Während Bayern aktuell unter Temperaturen von teils deutlich über 35 Grad ächzt und der Deutsche Wetterdienst vor Hitze sowie teils heftigen Gewittern warnt, macht eine Hitzewelle auch vielen beliebten Urlaubszielen in Europa zu schaffen. Besonders betroffen ist derzeit Kroatien: Dort hat der staatliche Wetterdienst für weite Teile des Landes die Warnstufe Orange ausgerufen. Der kroatische Zivilschutz richtet sich deshalb mit einem dringenden Appell an Einheimische und Touristen.

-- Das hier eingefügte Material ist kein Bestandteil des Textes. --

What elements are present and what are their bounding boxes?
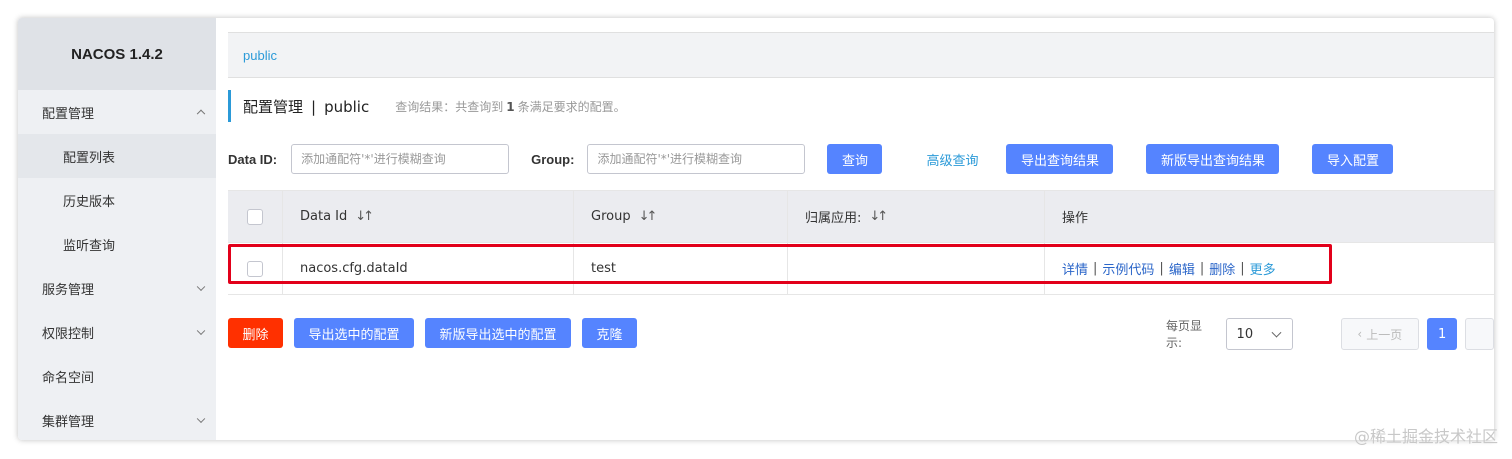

Nach Angaben des staatlichen Hydrometeorologischen Dienstes (DHMZ) gilt ab Montag, 22. Juni, in großen Teilen Kroatiens eine erhöhte Hitzewarnung. Der Zivilschutz fordert die Menschen auf, die Empfehlungen der Gesundheitsbehörden strikt zu beachten. Die Warnung richtet sich ausdrücklich auch an Urlauber an der Adriaküste.
Hitzewelle plagt Krotatien: Diese Verhaltenstipps gibt der Zivilschutz
Wer sich in den kommenden Tagen in Kroatien aufhält, sollte insbesondere die Mittagshitze meiden. Aufenthalte in der prallen Sonne zwischen 10 und 17 Uhr werden nach Möglichkeit nicht empfohlen.
Zudem gehören zu den wichtigsten Empfehlungen des DHMZ:
- Direkte Sonneneinstrahlung möglichst vermeiden.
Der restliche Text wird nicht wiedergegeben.